Historic antebellum house museums have a particular place in American history. With their house histories and fine furnishings—preserved or restored —these homes have told a specific story, that of the wealthy white homeowners who once lived there.
Until recently.
Now these houses are starting to tell a different, more comprehensive story—that of the enslaved Africans who once toiled the land and tended the families. In house museums across the country, there have been efforts to reinterpret these historic houses through an African American lens, with an eye toward remembering and honoring those who enabled the wealth of these homeowners and who have been overlooked—whitewashed, if you will.
In Athens, the Ware-Lyndon and Church-Waddel-Brumby houses and their past owners have recently been recontextualized through painstaking research and exhibits.
Didi Dunphy, the program and facility supervisor at the Lyndon House Arts Center, which includes the Ware-Lyndon House, worked with interns Lilly McEachern and Lisa Parrish to expand the history of the house. As “caretaker” of a historic house, Dunphy said she started years ago having conversations and attending conferences with others who also are charged with the care of historic sites. One challenge that they all found was that the visitors to these sites were not getting the full picture—including the fact that many of the former residents of these homes were enslavers.
“It became extremely important to not restrict the level of storytelling to only the elite, white class,” says Dunphy.
Nearly four years ago, Dunphy says she started looking into how to add an additional interpretation to the story of the house. Dunphy and her team scoured scores of documents to find information about the enslaved Africans held by the Ware and Lyndon families. McEachern, Parrish and Dunphy became “consumed” with two particular families whose stories started at the Ware-Lyndon campus with enslaved ancestors: renowned composer and arranger Hall Johnson and well-known jazz musicologist and band leader David Wilborn Jr. The result is “Resilient Civic and Musical Life: Ware-Lyndon House Enslaved and Descendant Stories” a visually dynamic, engaging and truthful exhibit in the historic house featuring these two Athenians and their families.
The exhibit features a visual timeline of African American history in Athens, a reading room of books relevant to the African American experience in art, music and heritage and a video about the Johnson and Wilborn families narrated by Athenian Celeste Ngeve and Alicia Hall Moran, a great niece of Hall Johnson who is an acclaimed opera singer.
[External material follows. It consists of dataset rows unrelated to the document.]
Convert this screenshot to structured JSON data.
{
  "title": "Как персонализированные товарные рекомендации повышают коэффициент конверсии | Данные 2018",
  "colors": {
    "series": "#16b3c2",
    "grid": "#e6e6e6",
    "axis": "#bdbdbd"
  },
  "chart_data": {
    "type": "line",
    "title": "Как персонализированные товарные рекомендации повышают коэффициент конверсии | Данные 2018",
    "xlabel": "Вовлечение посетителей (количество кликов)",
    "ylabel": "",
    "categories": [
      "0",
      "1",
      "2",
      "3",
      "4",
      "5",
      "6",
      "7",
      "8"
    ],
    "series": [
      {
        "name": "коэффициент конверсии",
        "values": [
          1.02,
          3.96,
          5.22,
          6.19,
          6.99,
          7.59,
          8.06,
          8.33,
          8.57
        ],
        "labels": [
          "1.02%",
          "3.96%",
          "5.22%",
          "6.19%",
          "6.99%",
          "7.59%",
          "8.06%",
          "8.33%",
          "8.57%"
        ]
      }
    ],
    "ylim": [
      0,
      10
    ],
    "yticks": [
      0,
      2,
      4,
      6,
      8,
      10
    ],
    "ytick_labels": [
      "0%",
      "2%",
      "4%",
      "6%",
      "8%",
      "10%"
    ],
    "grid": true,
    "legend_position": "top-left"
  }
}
Upstairs in the children’s room at the Church-Waddel-Brumby House, the home of the Historic Athens Welcome Center, panels were installed in 2021 that focus on how those enslaved by the Waddell family would have been involved in the lives of the family’s three children, said Caitlin Short, the center’s visitor experience specialist. One of the panels breaks down the myth of the “mammy” figure and how revered films such as “Gone with the Wind” romanticized slavery and made people assume that the “mammy” figure would have been an elderly black woman or a woman later in her years. In reality, an enslaved girl could have been as young as 10 years old and charged with caring for the children of the white family. Another panel discusses religion from a Black Athenian’s perspective because of the religious background of fifth University of Georgia President Moses Waddel, a Presbyterian minister.
On the back porch of the welcome center framed posters include a “Narrative of the Enslaved” and historical documents outlining the enslaver histories of Alonzo Church (the sixth president of the University of Georgia), Waddel and Captain John W. Brumby, a member of the Confederate States Army. A section of the welcome center website also includes a report featuring census, tax records and other documents.
This history, unearthed by then-interns Nadia Coleman and Sydney Phillips, is now included in the house tours. Short, who has worked at the Welcome Center for nearly 10 years, says while they knew this information existed, it was not a part of the story of the house that was told to visitors to the city. “We had been focusing, for 50 years, on the men who lived here; we weren’t really talking about the other side of that story,” she says. “And of course, we want to be able to share the full story with people…We want to include everything. That was the inspiration.”
Dunphy and Short both stressed that these efforts to expand these house histories are ongoing, and as they find more information, they will figure out ways to tell those stories, too.
According to Dunphy, the past few years have brought “significant cultural realizations for so much of our world.” From Black Lives Matter to the pandemic, marginalized people and their histories have been moved out of the shadows. “It was the pandemic and so many other things that revealed the desperate inequity and the invisibility of so many people,” Dunphy says. “I’m in the business of making things visible.”
Kimberly Davis is a fourth-generation native Athenian who has been a writer and editor for 25 years. She is president of the Historic Athens Board of Trustees, which operates the Historic Athens Welcome Center.